Maintainers: the release process (Maven Central + the SPM XCFramework) is in PUBLISHING.md.
class OnDeviceTranscriber(engine: TranscriptionEngine, audioExtractor: AudioExtractor) {
suspend fun prepare(config: TranscriptionConfig = TranscriptionConfig()): Boolean
fun isReady(): Boolean
fun modelStatus(): ModelStatus
suspend fun transcribeAudio(wavPath: String): TranscriptionEngineResult
suspend fun transcribeMedia(mediaPath: String, scratchWavPath: String): TranscriptionEngineResult
fun release()
}TranscriptionEngineResult is a sealed Success(text, language, confidence, processingTimeMs)
or Error(message, cause).
val modelsDir = File(context.filesDir, "models")
val downloader = ModelDownloader(modelsDir)

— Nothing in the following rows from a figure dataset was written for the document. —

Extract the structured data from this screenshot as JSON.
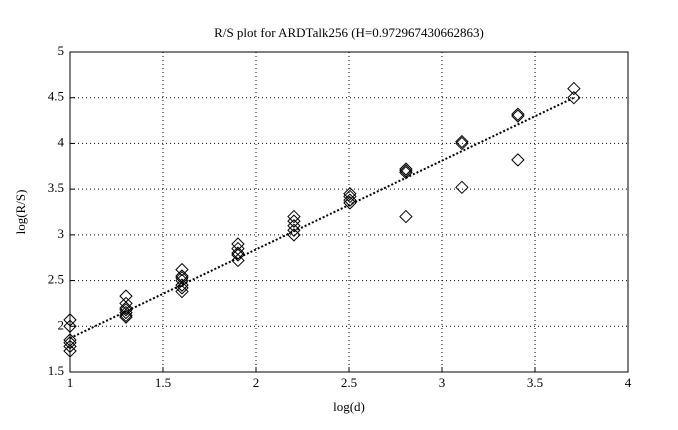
{
  "chart_data": {
    "type": "scatter",
    "title": "R/S plot for ARDTalk256 (H=0.972967430662863)",
    "x_label": "log(d)",
    "y_label": "log(R/S)",
    "xlim": [
      1,
      4
    ],
    "ylim": [
      1.5,
      5
    ],
    "xticks": [
      1,
      1.5,
      2,
      2.5,
      3,
      3.5,
      4
    ],
    "yticks": [
      1.5,
      2,
      2.5,
      3,
      3.5,
      4,
      4.5,
      5
    ],
    "grid": true,
    "series": [
      {
        "type": "scatter",
        "marker": "diamond",
        "color": "#000000",
        "x": [
          1,
          1,
          1,
          1,
          1,
          1,
          1.301,
          1.301,
          1.301,
          1.301,
          1.301,
          1.301,
          1.301,
          1.602,
          1.602,
          1.602,
          1.602,
          1.602,
          1.602,
          1.602,
          1.903,
          1.903,
          1.903,
          1.903,
          1.903,
          2.204,
          2.204,
          2.204,
          2.204,
          2.204,
          2.505,
          2.505,
          2.505,
          2.505,
          2.806,
          2.806,
          2.806,
          2.806,
          3.107,
          3.107,
          3.107,
          3.408,
          3.408,
          3.408,
          3.709,
          3.709
        ],
        "values": [
          2.07,
          2.0,
          1.85,
          1.82,
          1.78,
          1.73,
          2.33,
          2.25,
          2.2,
          2.15,
          2.12,
          2.1,
          2.18,
          2.62,
          2.55,
          2.5,
          2.45,
          2.42,
          2.38,
          2.53,
          2.9,
          2.85,
          2.8,
          2.78,
          2.72,
          3.2,
          3.15,
          3.1,
          3.05,
          3.0,
          3.45,
          3.42,
          3.38,
          3.35,
          3.72,
          3.7,
          3.68,
          3.2,
          4.02,
          4.0,
          3.52,
          4.32,
          4.3,
          3.82,
          4.6,
          4.5
        ]
      },
      {
        "type": "line",
        "dash": "dotted",
        "color": "#000000",
        "x": [
          1,
          3.709
        ],
        "values": [
          1.87,
          4.5
        ]
      }
    ]
  }
}
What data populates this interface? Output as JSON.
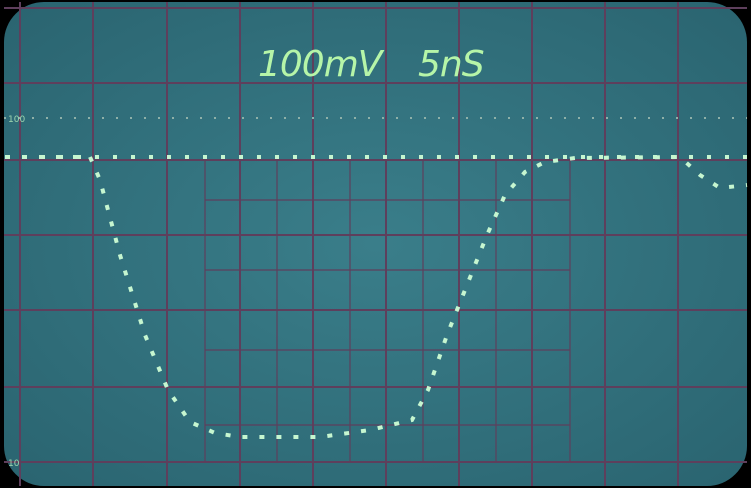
{
  "screen": {
    "volts_per_div": "100mV",
    "time_per_div": "5nS",
    "top_marker": "100",
    "bottom_marker": "10"
  }
}
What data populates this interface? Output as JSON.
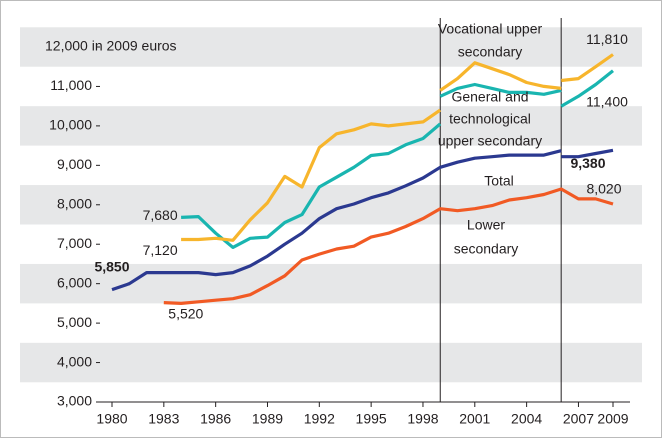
{
  "chart_data": {
    "type": "line",
    "xlim": [
      1980,
      2009
    ],
    "xticks": [
      1980,
      1983,
      1986,
      1989,
      1992,
      1995,
      1998,
      2001,
      2004,
      2007,
      2009
    ],
    "ylim": [
      3000,
      12000
    ],
    "yticks": [
      {
        "value": 3000,
        "label": "3,000"
      },
      {
        "value": 4000,
        "label": "4,000"
      },
      {
        "value": 5000,
        "label": "5,000"
      },
      {
        "value": 6000,
        "label": "6,000"
      },
      {
        "value": 7000,
        "label": "7,000"
      },
      {
        "value": 8000,
        "label": "8,000"
      },
      {
        "value": 9000,
        "label": "9,000"
      },
      {
        "value": 10000,
        "label": "10,000"
      },
      {
        "value": 11000,
        "label": "11,000"
      },
      {
        "value": 12000,
        "label": "12,000 in 2009 euros"
      }
    ],
    "breaks": [
      1999,
      2006
    ],
    "annotations": [
      {
        "lines": [
          "Vocational upper",
          "secondary"
        ]
      },
      {
        "lines": [
          "General and",
          "technological",
          "upper secondary"
        ]
      },
      {
        "lines": [
          "Total"
        ]
      },
      {
        "lines": [
          "Lower",
          "secondary"
        ]
      }
    ],
    "series": [
      {
        "name": "Total",
        "color": "#2b3990",
        "x": [
          1980,
          1981,
          1982,
          1983,
          1984,
          1985,
          1986,
          1987,
          1988,
          1989,
          1990,
          1991,
          1992,
          1993,
          1994,
          1995,
          1996,
          1997,
          1998,
          1999,
          2000,
          2001,
          2002,
          2003,
          2004,
          2005,
          2006,
          2006,
          2006,
          2007,
          2008,
          2009
        ],
        "values": [
          5850,
          6000,
          6280,
          6280,
          6280,
          6280,
          6230,
          6280,
          6450,
          6700,
          7000,
          7280,
          7650,
          7900,
          8020,
          8180,
          8300,
          8480,
          8680,
          8950,
          9080,
          9180,
          9220,
          9260,
          9260,
          9260,
          9370,
          null,
          9220,
          9220,
          9300,
          9380
        ],
        "value_labels": [
          "5,850",
          null,
          null,
          null,
          null,
          null,
          null,
          null,
          null,
          null,
          null,
          null,
          null,
          null,
          null,
          null,
          null,
          null,
          null,
          null,
          null,
          null,
          null,
          null,
          null,
          null,
          null,
          null,
          null,
          null,
          null,
          "9,380"
        ]
      },
      {
        "name": "Lower secondary",
        "color": "#f15a24",
        "x": [
          1983,
          1984,
          1985,
          1986,
          1987,
          1988,
          1989,
          1990,
          1991,
          1992,
          1993,
          1994,
          1995,
          1996,
          1997,
          1998,
          1999,
          2000,
          2001,
          2002,
          2003,
          2004,
          2005,
          2006,
          2007,
          2008,
          2009
        ],
        "values": [
          5520,
          5500,
          5540,
          5580,
          5620,
          5720,
          5950,
          6200,
          6600,
          6750,
          6880,
          6950,
          7180,
          7280,
          7450,
          7650,
          7900,
          7850,
          7900,
          7980,
          8120,
          8180,
          8260,
          8400,
          8150,
          8150,
          8020
        ],
        "value_labels": [
          "5,520",
          null,
          null,
          null,
          null,
          null,
          null,
          null,
          null,
          null,
          null,
          null,
          null,
          null,
          null,
          null,
          null,
          null,
          null,
          null,
          null,
          null,
          null,
          null,
          null,
          null,
          "8,020"
        ]
      },
      {
        "name": "General and technological upper secondary",
        "color": "#19b5b0",
        "x": [
          1984,
          1985,
          1986,
          1987,
          1988,
          1989,
          1990,
          1991,
          1992,
          1993,
          1994,
          1995,
          1996,
          1997,
          1998,
          1999,
          1999,
          1999,
          2000,
          2001,
          2002,
          2003,
          2004,
          2005,
          2006,
          2006,
          2006,
          2007,
          2008,
          2009
        ],
        "values": [
          7680,
          7700,
          7280,
          6920,
          7150,
          7180,
          7550,
          7750,
          8450,
          8700,
          8950,
          9250,
          9300,
          9520,
          9680,
          10050,
          null,
          10750,
          10950,
          11050,
          10950,
          10850,
          10850,
          10800,
          10900,
          null,
          10500,
          10750,
          11050,
          11400
        ],
        "value_labels": [
          "7,680",
          null,
          null,
          null,
          null,
          null,
          null,
          null,
          null,
          null,
          null,
          null,
          null,
          null,
          null,
          null,
          null,
          null,
          null,
          null,
          null,
          null,
          null,
          null,
          null,
          null,
          null,
          null,
          null,
          "11,400"
        ]
      },
      {
        "name": "Vocational upper secondary",
        "color": "#f7b52c",
        "x": [
          1984,
          1985,
          1986,
          1987,
          1988,
          1989,
          1990,
          1991,
          1992,
          1993,
          1994,
          1995,
          1996,
          1997,
          1998,
          1999,
          1999,
          1999,
          2000,
          2001,
          2002,
          2003,
          2004,
          2005,
          2006,
          2006,
          2006,
          2007,
          2008,
          2009
        ],
        "values": [
          7120,
          7120,
          7150,
          7100,
          7620,
          8050,
          8720,
          8450,
          9450,
          9800,
          9900,
          10050,
          10000,
          10050,
          10100,
          10400,
          null,
          10900,
          11200,
          11600,
          11450,
          11300,
          11100,
          11000,
          10950,
          null,
          11150,
          11200,
          11500,
          11810
        ],
        "value_labels": [
          "7,120",
          null,
          null,
          null,
          null,
          null,
          null,
          null,
          null,
          null,
          null,
          null,
          null,
          null,
          null,
          null,
          null,
          null,
          null,
          null,
          null,
          null,
          null,
          null,
          null,
          null,
          null,
          null,
          null,
          "11,810"
        ]
      }
    ]
  }
}
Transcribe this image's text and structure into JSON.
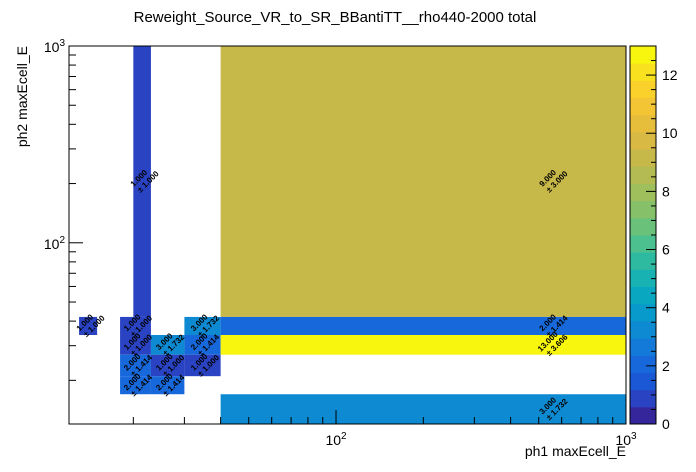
{
  "chart_data": {
    "type": "heatmap",
    "title": "Reweight_Source_VR_to_SR_BBantiTT__rho440-2000 total",
    "xlabel": "ph1 maxEcell_E",
    "ylabel": "ph2 maxEcell_E",
    "x_scale": "log",
    "y_scale": "log",
    "xlim": [
      12,
      1000
    ],
    "ylim": [
      12,
      1000
    ],
    "x_tick_labels": [
      "10^2",
      "10^3"
    ],
    "y_tick_labels": [
      "10^2",
      "10^3"
    ],
    "z_range": [
      0,
      13
    ],
    "z_ticks": [
      0,
      2,
      4,
      6,
      8,
      10,
      12
    ],
    "palette_colors": [
      "#35279b",
      "#2a43c3",
      "#1a58d6",
      "#1768db",
      "#137ad9",
      "#0d8ad1",
      "#089acb",
      "#0aa7c1",
      "#18b2b2",
      "#2dbaa1",
      "#4cc08e",
      "#6ac17a",
      "#86c069",
      "#9fbe5c",
      "#b4bb52",
      "#c7b84a",
      "#d8b943",
      "#e7bd3c",
      "#f3c433",
      "#f9d12a",
      "#f8e21f",
      "#f8f50f"
    ],
    "cells": [
      {
        "x": [
          20,
          23
        ],
        "y": [
          42,
          1000
        ],
        "value": 1.0,
        "label": "1.000",
        "error": "± 1.000"
      },
      {
        "x": [
          40,
          1000
        ],
        "y": [
          42,
          1000
        ],
        "value": 9.0,
        "label": "9.000",
        "error": "± 3.000"
      },
      {
        "x": [
          13,
          15
        ],
        "y": [
          34,
          42
        ],
        "value": 1.0,
        "label": "1.000",
        "error": "± 1.000"
      },
      {
        "x": [
          18,
          23
        ],
        "y": [
          34,
          42
        ],
        "value": 1.0,
        "label": "1.000",
        "error": "± 1.000"
      },
      {
        "x": [
          30,
          40
        ],
        "y": [
          34,
          42
        ],
        "value": 3.0,
        "label": "3.000",
        "error": "± 1.732"
      },
      {
        "x": [
          40,
          1000
        ],
        "y": [
          34,
          42
        ],
        "value": 2.0,
        "label": "2.000",
        "error": "± 1.414"
      },
      {
        "x": [
          18,
          23
        ],
        "y": [
          27,
          34
        ],
        "value": 1.0,
        "label": "1.000",
        "error": "± 1.000"
      },
      {
        "x": [
          23,
          30
        ],
        "y": [
          27,
          34
        ],
        "value": 3.0,
        "label": "3.000",
        "error": "± 1.732"
      },
      {
        "x": [
          30,
          40
        ],
        "y": [
          27,
          34
        ],
        "value": 2.0,
        "label": "2.000",
        "error": "± 1.414"
      },
      {
        "x": [
          40,
          1000
        ],
        "y": [
          27,
          34
        ],
        "value": 13.0,
        "label": "13.000",
        "error": "± 3.606"
      },
      {
        "x": [
          18,
          23
        ],
        "y": [
          21,
          27
        ],
        "value": 2.0,
        "label": "2.000",
        "error": "± 1.414"
      },
      {
        "x": [
          23,
          30
        ],
        "y": [
          21,
          27
        ],
        "value": 1.0,
        "label": "1.000",
        "error": "± 1.000"
      },
      {
        "x": [
          30,
          40
        ],
        "y": [
          21,
          27
        ],
        "value": 1.0,
        "label": "1.000",
        "error": "± 1.000"
      },
      {
        "x": [
          18,
          23
        ],
        "y": [
          17,
          21
        ],
        "value": 2.0,
        "label": "2.000",
        "error": "± 1.414"
      },
      {
        "x": [
          23,
          30
        ],
        "y": [
          17,
          21
        ],
        "value": 2.0,
        "label": "2.000",
        "error": "± 1.414"
      },
      {
        "x": [
          40,
          1000
        ],
        "y": [
          12,
          17
        ],
        "value": 3.0,
        "label": "3.000",
        "error": "± 1.732"
      }
    ]
  }
}
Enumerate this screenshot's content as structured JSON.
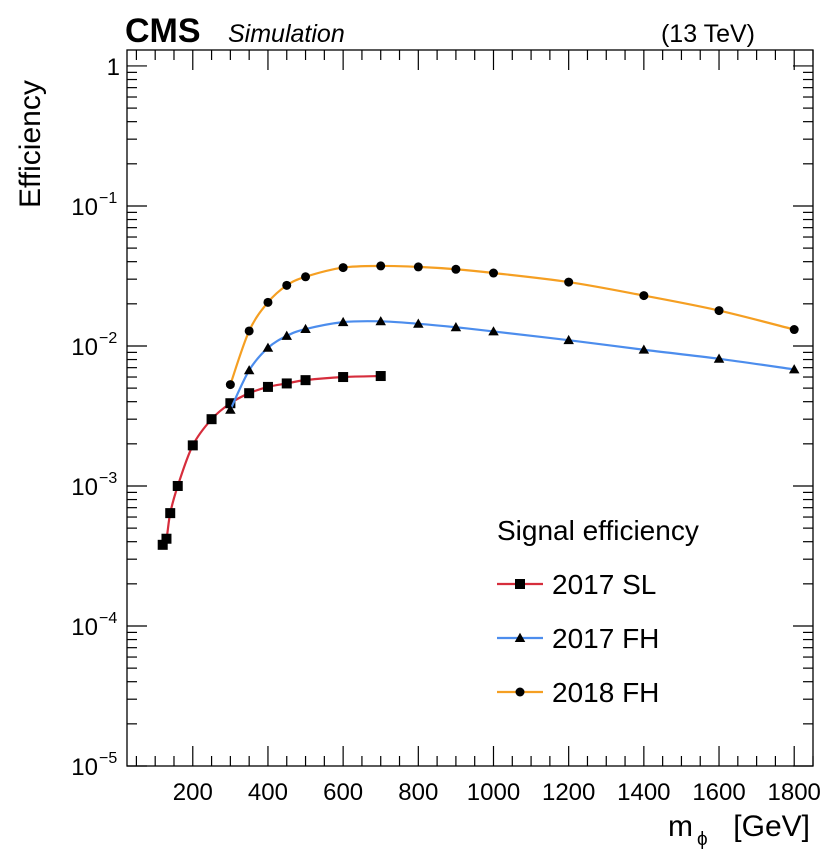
{
  "header": {
    "experiment": "CMS",
    "qualifier": "Simulation",
    "energy": "(13 TeV)"
  },
  "chart_data": {
    "type": "line",
    "xlabel_main": "m",
    "xlabel_sub": "ϕ",
    "xlabel_unit": "[GeV]",
    "ylabel": "Efficiency",
    "y_scale": "log",
    "xlim": [
      25,
      1850
    ],
    "ylim": [
      1e-05,
      1.3
    ],
    "x_ticks": [
      200,
      400,
      600,
      800,
      1000,
      1200,
      1400,
      1600,
      1800
    ],
    "y_ticks": [
      {
        "value": 1e-05,
        "base": "10",
        "exp": "−5"
      },
      {
        "value": 0.0001,
        "base": "10",
        "exp": "−4"
      },
      {
        "value": 0.001,
        "base": "10",
        "exp": "−3"
      },
      {
        "value": 0.01,
        "base": "10",
        "exp": "−2"
      },
      {
        "value": 0.1,
        "base": "10",
        "exp": "−1"
      },
      {
        "value": 1,
        "base": "1",
        "exp": ""
      }
    ],
    "legend": {
      "title": "Signal efficiency",
      "placement": "bottom-right"
    },
    "series": [
      {
        "name": "2017 SL",
        "color": "#d62d3c",
        "marker": "square",
        "x": [
          120,
          130,
          140,
          160,
          200,
          250,
          300,
          350,
          400,
          450,
          500,
          600,
          700
        ],
        "y": [
          0.00038,
          0.00042,
          0.00064,
          0.001,
          0.00195,
          0.003,
          0.0039,
          0.0046,
          0.0051,
          0.0054,
          0.0057,
          0.006,
          0.0061
        ]
      },
      {
        "name": "2017 FH",
        "color": "#4c8ded",
        "marker": "triangle",
        "x": [
          300,
          350,
          400,
          450,
          500,
          600,
          700,
          800,
          900,
          1000,
          1200,
          1400,
          1600,
          1800
        ],
        "y": [
          0.0035,
          0.0067,
          0.0097,
          0.0118,
          0.0132,
          0.0148,
          0.015,
          0.0144,
          0.0136,
          0.0127,
          0.011,
          0.0094,
          0.0081,
          0.0068
        ]
      },
      {
        "name": "2018 FH",
        "color": "#f59f22",
        "marker": "circle",
        "x": [
          300,
          350,
          400,
          450,
          500,
          600,
          700,
          800,
          900,
          1000,
          1200,
          1400,
          1600,
          1800
        ],
        "y": [
          0.0053,
          0.0128,
          0.0205,
          0.0271,
          0.0312,
          0.0363,
          0.0373,
          0.0367,
          0.0353,
          0.0332,
          0.0286,
          0.0229,
          0.0179,
          0.0131
        ]
      }
    ]
  }
}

downloader.downloadModelSync(WhisperModels.WHISPER_TINY_EN)
val engine = TranscriptionEngine().apply {
setModelPath(File(modelsDir, WhisperModels.WHISPER_TINY_EN.name).absolutePath)
}
val transcriber = OnDeviceTranscriber(engine, AudioExtractor())
transcriber.prepare()
when (val r = transcriber.transcribeMedia(videoPath, "${context.cacheDir}/clip.wav")) {
is TranscriptionEngineResult.Success -> println("${r.text} (${r.processingTimeMs}ms)")
is TranscriptionEngineResult.Error -> println("failed: ${r.message}")
}Register the WhisperKit provider once at launch, then use the same shared API. The
reference Swift glue is in ios-support/WhisperKitTranscriptionProvider.swift;
add WhisperKit via Swift Package Manager.
// at launch
NativeTranscriptionProviderHolder.shared.implementation = WhisperKitTranscriptionProvider()
// anywhere after
let transcriber = OnDeviceTranscriber(engine: TranscriptionEngine(),
audioExtractor: AudioExtractor())
_ = try await transcriber.prepare()
let result = try await transcriber.transcribeAudio(wavPath: wavPath)The point of on-device is that you can prove it works where it runs, so this library exists to be measured, and the numbers come from real hardware. Scored on 25 LibriSpeech clips, Whisper tiny.en lands at 8.38% word error on an iPad's Neural Engine (WhisperKit / CoreML) and 8.98% on a Pixel 9a (ONNX Runtime). On the iPad it transcribes at about 0.02x real time, roughly a minute of speech a second.
For a model that shares one runtime across both platforms, Earshot also runs NVIDIA Parakeet-TDT-0.6b-v3 (600M params) through sherpa-onnx. On the same Pixel 9a it cuts word error to 2.59%, more than a 3x improvement over Whisper tiny.en, and decodes faster per clip because a transducer runs in one pass rather than Whisper's beam search. The cost is memory: about 1.17GB peak versus 241MB. That trade, far more accurate against far heavier, is the kind of thing this harness exists to measure on hardware you own, not on a datacenter GPU.
Earshot also runs NVIDIA Nemotron-Speech-Streaming-En-0.6b, the streaming sibling of Parakeet. It is a cache-aware streaming model (the benchmarked export uses a 1120ms chunk), so it runs through sherpa's online recognizer rather than the offline one. On the iPad it scores 13.77% word error at about 0.11x real time with a 720MB peak. Streaming buys incremental, low-latency output as audio arrives, and the accuracy gap against the offline Parakeet is the price of decoding in chunks rather than seeing the whole clip at once.
Word error rate is scored offline by one algorithm over identical references, so the
runtimes are comparable by construction. The harness, per-clip results, speed and memory
are in benchmark/ and rendered at
the benchmarks page; see
benchmark/README.md to reproduce on your own device.
See MODELS.md for each model, where it comes from, and its license.
sample-android/ is a minimal Compose app: pick a file, transcribe
on-device, see the text and timing. Build it with ./gradlew :sample-android:assembleDebug.ios-sample/ is the SwiftUI equivalent, wired with XcodeGen and
WhisperKit. See its README to build and run.Transcription is real and working on both platforms today. Audio extraction, the Whisper runtimes, and model download all run on-device.
MIT. See LICENSE. The bundled integration code is MIT; the speech models it loads carry their own licenses (see MODELS.md).